Fortunately, at least from Dillon’s perspective, Antonelli was wise enough to realize that the U.S. government couldn’t let the entire world know what Charles Bradford had done because no one would believe that Bradford had been acting independently and without the sanction of his government. If Bradford had only killed a few Muslim terrorists, it might have been different, but Bradford had executed members of the Saudi, Pakistani, and Chinese governments—and the president really didn’t want to piss off the Chinese. Nor did the president particularly want it known the NSA was—once again—intercepting the communications of U.S. citizens without the required warrants.
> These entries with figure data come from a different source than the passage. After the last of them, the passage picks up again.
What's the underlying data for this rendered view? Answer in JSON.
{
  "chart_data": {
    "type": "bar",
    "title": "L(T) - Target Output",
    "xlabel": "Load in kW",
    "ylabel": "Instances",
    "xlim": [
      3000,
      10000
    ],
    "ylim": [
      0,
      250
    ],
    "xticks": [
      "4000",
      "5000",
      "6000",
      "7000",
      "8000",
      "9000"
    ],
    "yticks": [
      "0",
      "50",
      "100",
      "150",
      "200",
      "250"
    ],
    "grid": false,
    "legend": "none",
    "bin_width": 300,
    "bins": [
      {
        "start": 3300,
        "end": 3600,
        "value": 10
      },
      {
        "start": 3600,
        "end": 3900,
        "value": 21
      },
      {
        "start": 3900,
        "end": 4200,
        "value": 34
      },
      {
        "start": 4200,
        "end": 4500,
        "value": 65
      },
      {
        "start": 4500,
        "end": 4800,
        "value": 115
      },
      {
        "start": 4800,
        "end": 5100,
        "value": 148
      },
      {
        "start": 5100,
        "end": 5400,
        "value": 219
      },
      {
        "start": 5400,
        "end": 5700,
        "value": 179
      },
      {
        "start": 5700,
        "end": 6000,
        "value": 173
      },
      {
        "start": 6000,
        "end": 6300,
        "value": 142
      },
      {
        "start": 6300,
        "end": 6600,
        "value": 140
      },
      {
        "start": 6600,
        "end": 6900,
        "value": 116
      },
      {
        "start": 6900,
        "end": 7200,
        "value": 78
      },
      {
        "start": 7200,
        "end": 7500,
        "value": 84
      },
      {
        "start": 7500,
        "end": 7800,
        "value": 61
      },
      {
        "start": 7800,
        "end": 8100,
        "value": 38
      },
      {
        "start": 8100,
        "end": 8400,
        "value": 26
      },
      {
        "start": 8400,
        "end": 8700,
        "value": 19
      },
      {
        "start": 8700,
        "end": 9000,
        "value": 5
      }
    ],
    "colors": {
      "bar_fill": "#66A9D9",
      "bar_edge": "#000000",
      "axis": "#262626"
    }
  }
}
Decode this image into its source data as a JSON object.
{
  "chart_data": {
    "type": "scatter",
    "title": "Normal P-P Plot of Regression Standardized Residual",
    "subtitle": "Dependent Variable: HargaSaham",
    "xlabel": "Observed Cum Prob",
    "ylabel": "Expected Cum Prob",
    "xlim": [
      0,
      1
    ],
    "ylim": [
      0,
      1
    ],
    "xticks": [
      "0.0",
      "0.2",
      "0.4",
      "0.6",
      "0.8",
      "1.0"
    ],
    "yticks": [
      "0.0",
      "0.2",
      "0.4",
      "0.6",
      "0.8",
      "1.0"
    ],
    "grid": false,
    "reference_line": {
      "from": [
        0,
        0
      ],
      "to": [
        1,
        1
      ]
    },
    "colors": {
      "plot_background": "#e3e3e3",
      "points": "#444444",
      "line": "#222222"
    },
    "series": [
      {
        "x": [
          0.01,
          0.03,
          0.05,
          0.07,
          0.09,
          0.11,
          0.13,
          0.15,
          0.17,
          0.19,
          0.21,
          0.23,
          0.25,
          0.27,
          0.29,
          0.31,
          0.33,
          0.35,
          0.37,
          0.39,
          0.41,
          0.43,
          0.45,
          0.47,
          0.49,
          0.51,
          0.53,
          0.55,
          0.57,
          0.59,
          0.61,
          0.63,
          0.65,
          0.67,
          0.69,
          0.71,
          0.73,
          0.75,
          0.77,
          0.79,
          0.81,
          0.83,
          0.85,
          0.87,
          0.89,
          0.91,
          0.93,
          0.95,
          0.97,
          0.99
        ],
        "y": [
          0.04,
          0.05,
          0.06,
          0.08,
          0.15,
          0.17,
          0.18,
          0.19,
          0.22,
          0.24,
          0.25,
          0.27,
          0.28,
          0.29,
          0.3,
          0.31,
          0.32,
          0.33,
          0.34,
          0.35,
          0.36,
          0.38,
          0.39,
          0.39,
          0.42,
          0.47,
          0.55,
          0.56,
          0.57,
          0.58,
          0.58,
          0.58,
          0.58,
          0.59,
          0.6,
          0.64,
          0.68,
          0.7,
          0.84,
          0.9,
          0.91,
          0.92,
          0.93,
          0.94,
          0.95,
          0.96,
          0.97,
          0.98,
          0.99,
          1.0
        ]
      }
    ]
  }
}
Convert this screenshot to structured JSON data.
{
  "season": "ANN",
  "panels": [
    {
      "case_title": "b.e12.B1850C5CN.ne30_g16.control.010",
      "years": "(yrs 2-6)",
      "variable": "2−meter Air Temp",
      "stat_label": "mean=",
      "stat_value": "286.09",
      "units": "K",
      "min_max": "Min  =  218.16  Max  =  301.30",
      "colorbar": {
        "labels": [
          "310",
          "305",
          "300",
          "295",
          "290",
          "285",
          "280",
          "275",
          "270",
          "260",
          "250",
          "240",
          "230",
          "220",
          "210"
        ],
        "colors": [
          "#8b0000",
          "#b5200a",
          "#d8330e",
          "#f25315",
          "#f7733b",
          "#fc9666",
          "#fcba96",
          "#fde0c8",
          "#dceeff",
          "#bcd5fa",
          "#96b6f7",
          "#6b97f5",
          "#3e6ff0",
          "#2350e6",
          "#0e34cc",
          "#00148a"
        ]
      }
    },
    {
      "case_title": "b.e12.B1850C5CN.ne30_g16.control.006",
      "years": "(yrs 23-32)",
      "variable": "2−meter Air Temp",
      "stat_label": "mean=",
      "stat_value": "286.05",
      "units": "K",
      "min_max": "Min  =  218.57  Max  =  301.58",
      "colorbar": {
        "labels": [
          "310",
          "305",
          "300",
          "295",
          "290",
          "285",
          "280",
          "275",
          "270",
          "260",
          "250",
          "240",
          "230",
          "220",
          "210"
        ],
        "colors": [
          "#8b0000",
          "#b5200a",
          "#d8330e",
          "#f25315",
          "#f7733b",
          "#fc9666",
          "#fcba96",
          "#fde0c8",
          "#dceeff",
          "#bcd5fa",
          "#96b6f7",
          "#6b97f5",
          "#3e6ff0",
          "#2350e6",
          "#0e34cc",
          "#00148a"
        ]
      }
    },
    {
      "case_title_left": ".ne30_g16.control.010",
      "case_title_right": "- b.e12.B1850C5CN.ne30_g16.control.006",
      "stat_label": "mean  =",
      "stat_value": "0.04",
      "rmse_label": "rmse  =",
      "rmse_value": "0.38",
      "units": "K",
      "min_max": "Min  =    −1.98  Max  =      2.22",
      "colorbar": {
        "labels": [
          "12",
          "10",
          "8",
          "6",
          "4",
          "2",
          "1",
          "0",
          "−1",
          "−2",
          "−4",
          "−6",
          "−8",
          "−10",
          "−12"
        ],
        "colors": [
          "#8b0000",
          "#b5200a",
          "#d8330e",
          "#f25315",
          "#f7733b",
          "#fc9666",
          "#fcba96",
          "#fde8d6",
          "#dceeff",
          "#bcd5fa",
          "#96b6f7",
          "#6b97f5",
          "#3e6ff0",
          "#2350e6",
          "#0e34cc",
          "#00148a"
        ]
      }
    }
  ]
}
The president assigned a special prosecutor—one of the few people in Washington actually capable of keeping a secret. The prosecutor questioned people in camera—meaning that none of his meetings were open to the public—and the records of those meetings were sealed for fifty years. The president figured that whoever was president half a century from now could decide if he or she wanted to declassify this god-awful debacle and let the world of the future know about it.

DeMarco was questioned several times by the prosecutor, and one time he was questioned with Dillon present. The prosecutor wanted to see if Dillon would deny any of DeMarco’s accusations—which Dillon didn’t. Dillon admitted that he had David Hopper and Colonel Gilmore killed but only to protect the lives of DeMarco and John Levy. He also admitted he planted bugs in Charles Bradford’s office and manipulated John Levy to kill Bradford. That is, he freely admitted he did his very best to rid the United States government of Charles Bradford while trying to keep secret everything Bradford had done. In other words, he admitted that he tried to do exactly what the president was now trying to do.

What Dillon refused to do was provide the names of anyone at the NSA who had helped him, and the only people DeMarco could identify were Alice and the three men who guarded him at the farmhouse in Maryland. But DeMarco didn’t know anyone’s last name, and Alice and the guards had disappeared. The one thing Dillon lied about was that he’d intercepted the transmission of Paul Russo being killed intentionally. He explained, in complex technical language, how the intercept had been inadvertently obtained due to “satellite malfunction.”

The president’s special prosecutor didn’t believe him.

Admiral Fenton Wilcox and his deputy director were fired and a new director was appointed to the NSA. The new director was a bright fellow, a three-star air force general who had previously worked at the agency, and he was told by the president that his first task was to ensure that the NSA was eavesdropping in accordance with all the rules. To assist the general in this task, seventy independent inspectors descended upon Fort Meade to review everything the agency was doing. Naturally, almost all the inspectors were former NSA employees because the new NSA director couldn’t find other people with the appropriate security clearance and the technical knowledge to do the review.